Better and faster: Distinguishing non-TB pulmonary disease from TB

- 1 Apr 2008
By American Thoracic Society   
Page 1 of 2

A diagnostic kit shows new promise for distinguishing between tuberculosis (TB) and its infections from disease caused by related mycobacteria family, which mimic TB and other lung disease in symptoms but require distinctly different clinical treatments.

The bacterium that causes TB, mycobacteria tuberculosis, comes from a larger family of mycobacteria, certain strains of which can cause lung disease. The most common pathogenic nontubercular mycobacteria are known together as Mycobacterium avium complex, or MAC. Distinguishing MAC-related pulmonary disease (MAC-PD) from TB is difficult, and can take eight weeks or more. Complicating matters, MAC bacteria are ubiquitous in the environment, and a positive culture may mean nothing more than specimen contamination.

Now, researchers have shown in a multi-center study that differentiating MAC-PD from TB can be accomplished in just a few hours using an assay that can identify antibodies specific to MAC.

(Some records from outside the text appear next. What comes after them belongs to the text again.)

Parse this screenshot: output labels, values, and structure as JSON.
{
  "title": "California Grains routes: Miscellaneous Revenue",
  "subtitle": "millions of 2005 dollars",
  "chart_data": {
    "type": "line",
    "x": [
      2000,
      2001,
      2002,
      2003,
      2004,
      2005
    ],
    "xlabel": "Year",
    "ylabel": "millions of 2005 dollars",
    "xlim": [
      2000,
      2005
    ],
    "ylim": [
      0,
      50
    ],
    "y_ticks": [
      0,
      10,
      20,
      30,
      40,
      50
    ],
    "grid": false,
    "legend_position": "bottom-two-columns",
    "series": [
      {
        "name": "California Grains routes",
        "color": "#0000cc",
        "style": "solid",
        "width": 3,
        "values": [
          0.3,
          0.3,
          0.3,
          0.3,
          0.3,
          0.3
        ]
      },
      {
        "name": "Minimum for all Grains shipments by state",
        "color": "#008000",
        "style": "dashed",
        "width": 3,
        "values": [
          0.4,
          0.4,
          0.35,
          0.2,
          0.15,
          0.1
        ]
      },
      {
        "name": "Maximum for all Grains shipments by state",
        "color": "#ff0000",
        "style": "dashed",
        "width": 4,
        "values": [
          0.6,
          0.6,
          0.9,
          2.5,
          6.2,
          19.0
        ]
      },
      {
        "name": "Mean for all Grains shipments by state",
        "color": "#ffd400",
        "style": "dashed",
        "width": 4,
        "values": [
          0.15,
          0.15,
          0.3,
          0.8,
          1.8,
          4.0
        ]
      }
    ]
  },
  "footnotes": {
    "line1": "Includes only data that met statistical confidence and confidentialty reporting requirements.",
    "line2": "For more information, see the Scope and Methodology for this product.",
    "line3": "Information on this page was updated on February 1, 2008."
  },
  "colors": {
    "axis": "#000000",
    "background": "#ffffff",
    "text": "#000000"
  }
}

The research was published in the first issue for April of the American Journal of Respiratory and Critical Care Medicine, published by the American Thoracic Society.

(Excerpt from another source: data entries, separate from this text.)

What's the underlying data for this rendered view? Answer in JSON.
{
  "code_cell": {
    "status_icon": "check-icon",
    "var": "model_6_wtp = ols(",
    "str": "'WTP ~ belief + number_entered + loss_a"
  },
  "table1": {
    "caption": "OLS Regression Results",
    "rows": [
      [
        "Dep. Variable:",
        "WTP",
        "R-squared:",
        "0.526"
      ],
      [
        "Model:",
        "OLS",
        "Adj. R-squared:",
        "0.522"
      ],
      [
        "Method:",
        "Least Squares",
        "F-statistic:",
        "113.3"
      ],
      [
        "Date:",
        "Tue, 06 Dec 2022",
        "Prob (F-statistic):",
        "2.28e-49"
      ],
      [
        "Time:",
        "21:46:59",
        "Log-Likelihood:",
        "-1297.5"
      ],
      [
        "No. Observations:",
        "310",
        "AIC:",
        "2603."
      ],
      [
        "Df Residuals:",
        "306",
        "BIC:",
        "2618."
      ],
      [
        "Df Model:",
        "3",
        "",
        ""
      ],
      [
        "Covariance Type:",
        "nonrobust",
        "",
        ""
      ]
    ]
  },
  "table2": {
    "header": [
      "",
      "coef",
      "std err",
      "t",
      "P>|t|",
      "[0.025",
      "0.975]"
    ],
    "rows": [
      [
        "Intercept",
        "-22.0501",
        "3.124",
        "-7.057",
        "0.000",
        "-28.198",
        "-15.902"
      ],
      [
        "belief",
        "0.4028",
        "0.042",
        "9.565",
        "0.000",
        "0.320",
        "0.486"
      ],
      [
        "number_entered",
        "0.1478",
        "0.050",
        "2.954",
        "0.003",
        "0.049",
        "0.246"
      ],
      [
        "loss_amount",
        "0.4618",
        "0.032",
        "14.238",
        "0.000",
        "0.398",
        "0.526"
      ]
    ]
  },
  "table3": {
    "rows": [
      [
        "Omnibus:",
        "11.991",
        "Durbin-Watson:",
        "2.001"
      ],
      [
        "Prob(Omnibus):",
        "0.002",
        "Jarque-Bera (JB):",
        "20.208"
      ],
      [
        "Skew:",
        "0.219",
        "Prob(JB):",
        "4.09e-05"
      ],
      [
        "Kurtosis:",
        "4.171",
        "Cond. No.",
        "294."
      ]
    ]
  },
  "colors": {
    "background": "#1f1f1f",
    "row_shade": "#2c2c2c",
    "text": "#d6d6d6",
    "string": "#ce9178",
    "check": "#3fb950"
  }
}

MAC is responsible for a growing proportion of pulmonary disease, but how much is unclear. “There are more cases being reported,” said Dr. Alvin Teirstein, professor of medicine at Mount Sinai School of Medicine. “We are not sure where it was hiding 25 years ago, but there appears to be a growing epidemic over the last 20 years.”

Up to now, distinguishing between MAC and TB largely relied on a suite of clinical signs and obtaining repeatedly positive sputum cultures—a process that was both unwieldy and often unreliable. “About 20 percent of the time the physician might make the wrong determination,” said Dr. Teirstein.